…Махонька еще раз притронулась робко к учителевой руке: «Васенька, отпиши. Обиделась я на Нацярского. И забыл он меня совсем, и в пайке мне отказано. А у меня внуки ись хотят. И еще отпиши, что патрет егов я к стенке ликом приткнула, как омманул он меня, старую. Отпиши, Васенька, все как есть».
И следила настороженно за учителевой рукой, потом невидяще обежала полуслепыми глазами столь красивые буквы и вчетверо согнула бумажный лист.
— Ну вот и покойна я.
И хоть перед Нацярским (так старушка звала Луначарского) благоговела, тем горестнее было ей, что такой великий человек и вдруг позабыл ее. Только одного не могла знать Марья Дмитриевна, что академический паек задержали не по вине наркома, а не сработал где-то тут, совсем рядом, маленький бюрократический винтик.
Вчера она сразу и письмо самолично на почту отнесла и крестик для надежности в самом уголке на конверте поставила, своей рукой прикоснулась, а вот сегодня совсем сомлела, хоть становись тут же на карачки и волком вой — такая немощь пала на Марью Дмитриевну. Раза два она еще в полном сознании успела упасть в снег. Руки закраснелись и совсем не чувствовали холода. Проваливаясь по пояс, растирала смерзшиеся ресницы и в полубеспамятстве нашептывала: «Шанежки-ти совсем застыгли. Ну как тут Васенька ись-то будет. Сиротиночки вы мои, без мати, синеглазы».
С этими мыслями и силы откуда-то прибыли. Добралась до избы, поцарапалась в обледенелое окошко. И уж не помнила, как втаскивали ее, растирали холстяной дерюжкой. Кто-то причитал добрым голосом: «А как заколела совсем наша Махоня, сиротина-то вековечная».
Как река во время половодья обнажает скрытые от постороннего глаза береговые земные пласты, так и горячечный бред, что захлестнул Кривополенову, вдруг сорвал засовы памяти и растормозил ее. Обрывки видений смешались в яркий калейдоскоп.
— Андели, да не Москва ли это? — повела глазами Марья Дмитриевна и обомлела. — Осподи, да все правда. А сколь и башни-ти невелики, да сколь непрочны белокаменны. А сколь косья здесь понавалено, сколь слез повыплакано, сколь счастья порассыпано. Андели, андели! Много звону плавает по Москве. А не здесь ли под плитой каменной Марья Темрюковна успокоилась. Вот и мост Калиновый. Прошлась по нему, запела: «А и много по этому мосту было хожено, а и много было езжено, того больше крови пролито».

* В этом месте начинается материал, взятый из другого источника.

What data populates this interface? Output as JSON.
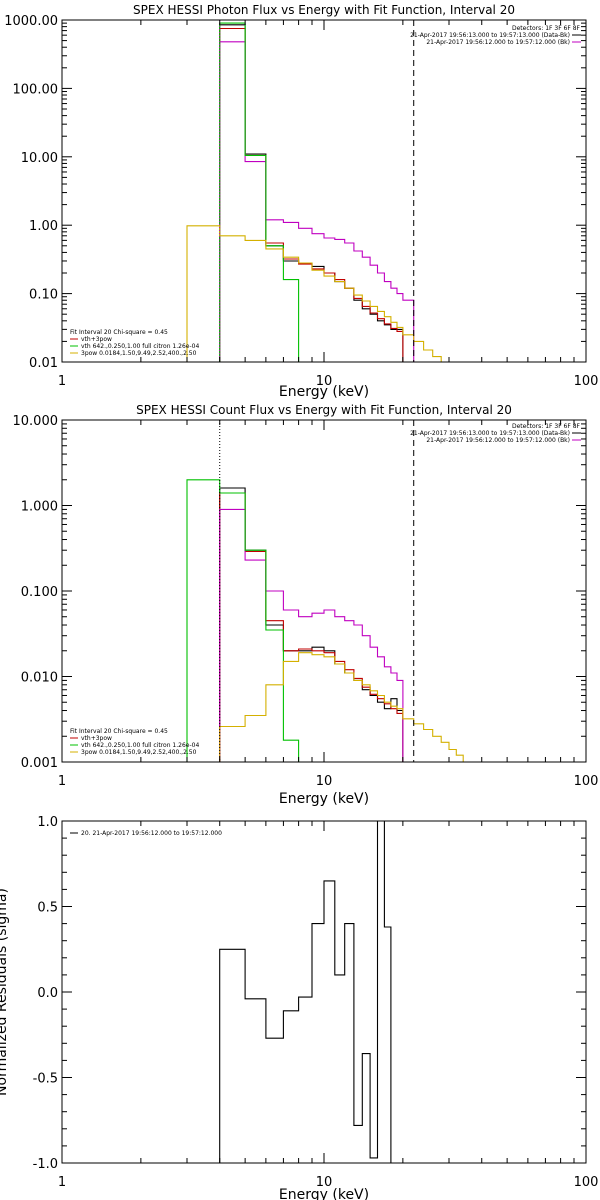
{
  "chart_data": [
    {
      "type": "line",
      "title": "SPEX HESSI Photon Flux vs Energy with Fit Function, Interval 20",
      "xlabel": "Energy (keV)",
      "ylabel": "",
      "xscale": "log",
      "yscale": "log",
      "xlim": [
        1,
        100
      ],
      "ylim": [
        0.01,
        1000
      ],
      "x_ticks": [
        1,
        10,
        100
      ],
      "x_tick_labels": [
        "1",
        "10",
        "100"
      ],
      "y_ticks": [
        0.01,
        0.1,
        1,
        10,
        100,
        1000
      ],
      "y_tick_labels": [
        "0.01",
        "0.10",
        "1.00",
        "10.00",
        "100.00",
        "1000.00"
      ],
      "info_text": [
        "Detectors: 1F 3F 6F 8F",
        "21-Apr-2017 19:56:13.000 to 19:57:13.000 (Data-Bk)",
        "21-Apr-2017 19:56:12.000 to 19:57:12.000 (Bk)"
      ],
      "legend_text": [
        "Fit Interval 20   Chi-square = 0.45",
        "vth+3pow",
        "vth 642.,0.250,1.00  full citron 1.26e-04",
        "3pow 0.0184,1.50,9.49,2.52,400.,2.50"
      ],
      "bin_edges": [
        3.0,
        4.0,
        5.0,
        6.0,
        7.0,
        8.0,
        9.0,
        10.0,
        11.0,
        12.0,
        13.0,
        14.0,
        15.0,
        16.0,
        17.0,
        18.0,
        19.0,
        20.0,
        22.0,
        24.0,
        26.0,
        28.0,
        30.0
      ],
      "vlines": [
        {
          "x": 4.0,
          "color": "#c000c0",
          "style": "dotted"
        },
        {
          "x": 22.0,
          "color": "#000000",
          "style": "dashed"
        }
      ],
      "series": [
        {
          "color": "#000000",
          "values": [
            null,
            850,
            11,
            0.5,
            0.3,
            0.28,
            0.25,
            0.2,
            0.15,
            0.12,
            0.08,
            0.06,
            0.05,
            0.04,
            0.035,
            0.03,
            0.03,
            null,
            null,
            null,
            null,
            null
          ]
        },
        {
          "color": "#c00000",
          "values": [
            null,
            750,
            10.5,
            0.55,
            0.32,
            0.27,
            0.23,
            0.2,
            0.16,
            0.12,
            0.085,
            0.065,
            0.052,
            0.043,
            0.036,
            0.031,
            0.028,
            null,
            null,
            null,
            null,
            null
          ]
        },
        {
          "color": "#c000c0",
          "values": [
            null,
            480,
            8.5,
            1.2,
            1.1,
            0.9,
            0.75,
            0.65,
            0.62,
            0.55,
            0.42,
            0.34,
            0.26,
            0.2,
            0.15,
            0.12,
            0.1,
            0.08,
            null,
            null,
            null,
            null
          ]
        },
        {
          "color": "#00c000",
          "values": [
            null,
            900,
            10.5,
            0.5,
            0.16,
            null,
            null,
            null,
            null,
            null,
            null,
            null,
            null,
            null,
            null,
            null,
            null,
            null,
            null,
            null,
            null,
            null
          ]
        },
        {
          "color": "#d4b000",
          "values": [
            0.98,
            0.7,
            0.6,
            0.45,
            0.34,
            0.28,
            0.22,
            0.18,
            0.15,
            0.12,
            0.095,
            0.078,
            0.065,
            0.055,
            0.046,
            0.038,
            0.032,
            0.025,
            0.02,
            0.015,
            0.012,
            0.01
          ]
        }
      ]
    },
    {
      "type": "line",
      "title": "SPEX HESSI Count Flux vs Energy with Fit Function, Interval 20",
      "xlabel": "Energy (keV)",
      "ylabel": "",
      "xscale": "log",
      "yscale": "log",
      "xlim": [
        1,
        100
      ],
      "ylim": [
        0.001,
        10
      ],
      "x_ticks": [
        1,
        10,
        100
      ],
      "x_tick_labels": [
        "1",
        "10",
        "100"
      ],
      "y_ticks": [
        0.001,
        0.01,
        0.1,
        1,
        10
      ],
      "y_tick_labels": [
        "0.001",
        "0.010",
        "0.100",
        "1.000",
        "10.000"
      ],
      "info_text": [
        "Detectors: 1F 3F 6F 8F",
        "21-Apr-2017 19:56:13.000 to 19:57:13.000 (Data-Bk)",
        "21-Apr-2017 19:56:12.000 to 19:57:12.000 (Bk)"
      ],
      "legend_text": [
        "Fit Interval 20   Chi-square = 0.45",
        "vth+3pow",
        "vth 642.,0.250,1.00  full citron 1.26e-04",
        "3pow 0.0184,1.50,9.49,2.52,400.,2.50"
      ],
      "bin_edges": [
        3.0,
        4.0,
        5.0,
        6.0,
        7.0,
        8.0,
        9.0,
        10.0,
        11.0,
        12.0,
        13.0,
        14.0,
        15.0,
        16.0,
        17.0,
        18.0,
        19.0,
        20.0,
        22.0,
        24.0,
        26.0,
        28.0,
        30.0,
        32.0,
        34.0,
        36.0
      ],
      "vlines": [
        {
          "x": 4.0,
          "color": "#000000",
          "style": "dotted"
        },
        {
          "x": 22.0,
          "color": "#000000",
          "style": "dashed"
        }
      ],
      "series": [
        {
          "color": "#000000",
          "values": [
            null,
            1.6,
            0.3,
            0.04,
            0.02,
            0.02,
            0.022,
            0.02,
            0.014,
            0.011,
            0.009,
            0.007,
            0.006,
            0.005,
            0.0042,
            0.0055,
            0.004,
            null,
            null,
            null,
            null,
            null,
            null,
            null,
            null
          ]
        },
        {
          "color": "#c00000",
          "values": [
            null,
            1.4,
            0.29,
            0.045,
            0.02,
            0.021,
            0.02,
            0.019,
            0.015,
            0.012,
            0.0095,
            0.0075,
            0.0062,
            0.0055,
            0.0048,
            0.0042,
            0.0037,
            null,
            null,
            null,
            null,
            null,
            null,
            null,
            null
          ]
        },
        {
          "color": "#c000c0",
          "values": [
            null,
            0.9,
            0.23,
            0.1,
            0.06,
            0.05,
            0.055,
            0.06,
            0.05,
            0.045,
            0.04,
            0.03,
            0.022,
            0.017,
            0.013,
            0.011,
            0.009,
            null,
            null,
            null,
            null,
            null,
            null,
            null,
            null
          ]
        },
        {
          "color": "#00c000",
          "values": [
            2.0,
            1.4,
            0.3,
            0.035,
            0.0018,
            null,
            null,
            null,
            null,
            null,
            null,
            null,
            null,
            null,
            null,
            null,
            null,
            null,
            null,
            null,
            null,
            null,
            null,
            null,
            null
          ]
        },
        {
          "color": "#d4b000",
          "values": [
            null,
            0.0026,
            0.0035,
            0.008,
            0.015,
            0.019,
            0.018,
            0.017,
            0.014,
            0.011,
            0.009,
            0.008,
            0.0068,
            0.006,
            0.005,
            0.0045,
            0.0042,
            0.0032,
            0.0028,
            0.0024,
            0.002,
            0.0017,
            0.0014,
            0.0012,
            0.001
          ]
        }
      ]
    },
    {
      "type": "line",
      "title": "",
      "xlabel": "Energy (keV)",
      "ylabel": "Normalized Residuals (sigma)",
      "xscale": "log",
      "yscale": "linear",
      "xlim": [
        1,
        100
      ],
      "ylim": [
        -1.0,
        1.0
      ],
      "x_ticks": [
        1,
        10,
        100
      ],
      "x_tick_labels": [
        "1",
        "10",
        "100"
      ],
      "y_ticks": [
        -1.0,
        -0.5,
        0.0,
        0.5,
        1.0
      ],
      "y_tick_labels": [
        "-1.0",
        "-0.5",
        "0.0",
        "0.5",
        "1.0"
      ],
      "legend_text": [
        "20. 21-Apr-2017 19:56:12.000 to 19:57:12.000"
      ],
      "bin_edges": [
        4.0,
        5.0,
        6.0,
        7.0,
        8.0,
        9.0,
        10.0,
        11.0,
        12.0,
        13.0,
        14.0,
        15.0,
        16.0,
        17.0,
        18.0,
        19.0,
        20.0,
        22.0
      ],
      "series": [
        {
          "color": "#000000",
          "values": [
            0.25,
            -0.04,
            -0.27,
            -0.11,
            -0.03,
            0.4,
            0.65,
            0.1,
            0.4,
            -0.78,
            -0.36,
            -0.97,
            1.0,
            0.38,
            null,
            null,
            null
          ]
        }
      ]
    }
  ]
}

…А в зале-то сколько народу. Кругом чинность и благолепие, и мраморная красота. Консерватория. Бабушка Кривополенова по зале прошлась, поклоны раздарила, сцену рассмотрела, чтобы четче себя установить. Все это между прочим. В душе волнение, в голосе спокойствие. Мгновение помолчала, будто настраивала себя на консерваторскую тишину, душу свою послушала и вдруг в публику кинула первые слова:
— А как руцькой махну, платоцьком тряхну — всем припевать. — Еще помолчала, губы поджала, хотела на стуле посидеть, но раздумала. Куда и робость девалась.
— Во камене искры нет — во молодце правды нет.
Ну и бабушка! Как на мужчин кинулась… Речитатив заскакал по залу. Мужчины возмутились. Подхватили бабушкину припевку:
— Во девице правды нет, во девице правды нет. Правды нет, правды нет! То ли, се ли, нам на что ли, говори, что правды нет.
И в ладоши захлопали. Какое-то расторможенное состояние, когда взрослые вдруг теряют степенность и чинность, будто сдали их на хранение гардеробщику вместе с верхним платьем. Ну чем не дети! Друг дружку по спине хлопают. Вдруг побежали, на сцену взобрались, бабушку Кривополенову на руки подняли, целуют. Та, счастливая, отбояривается, ручками старческими отмахивается:
— Уж порато не тряхните… Косье растрясете.
А что на руках понесли, так и это не внове. И в Харькове носили. А нужно заметить, что Марья Дмитриевна охотница до сладостей. Увидит торт, глаза сразу тают, рот в улыбке расплывается — ребенком становится. Так вот об этой ее слабости прослышали харьковские гимназисты. И вы знаете, что они надумали? Поднесли сказительнице полпуда конфет после выступления. А в епархиальном училище слушатели в такое буйство пришли на ее выступлении, что бабушку на стул посадили и над головами через все здание пронесли.
Вернулась Марья Дмитриевна на Пинегу, а в Веегоре ее уже и хоронить собрались: нет и нет старой, совсем затерялась.
И вот вплывает Махонька в избу к Стирмановым.
— Здрасте, люди добрые! Московка к вам пожаловала.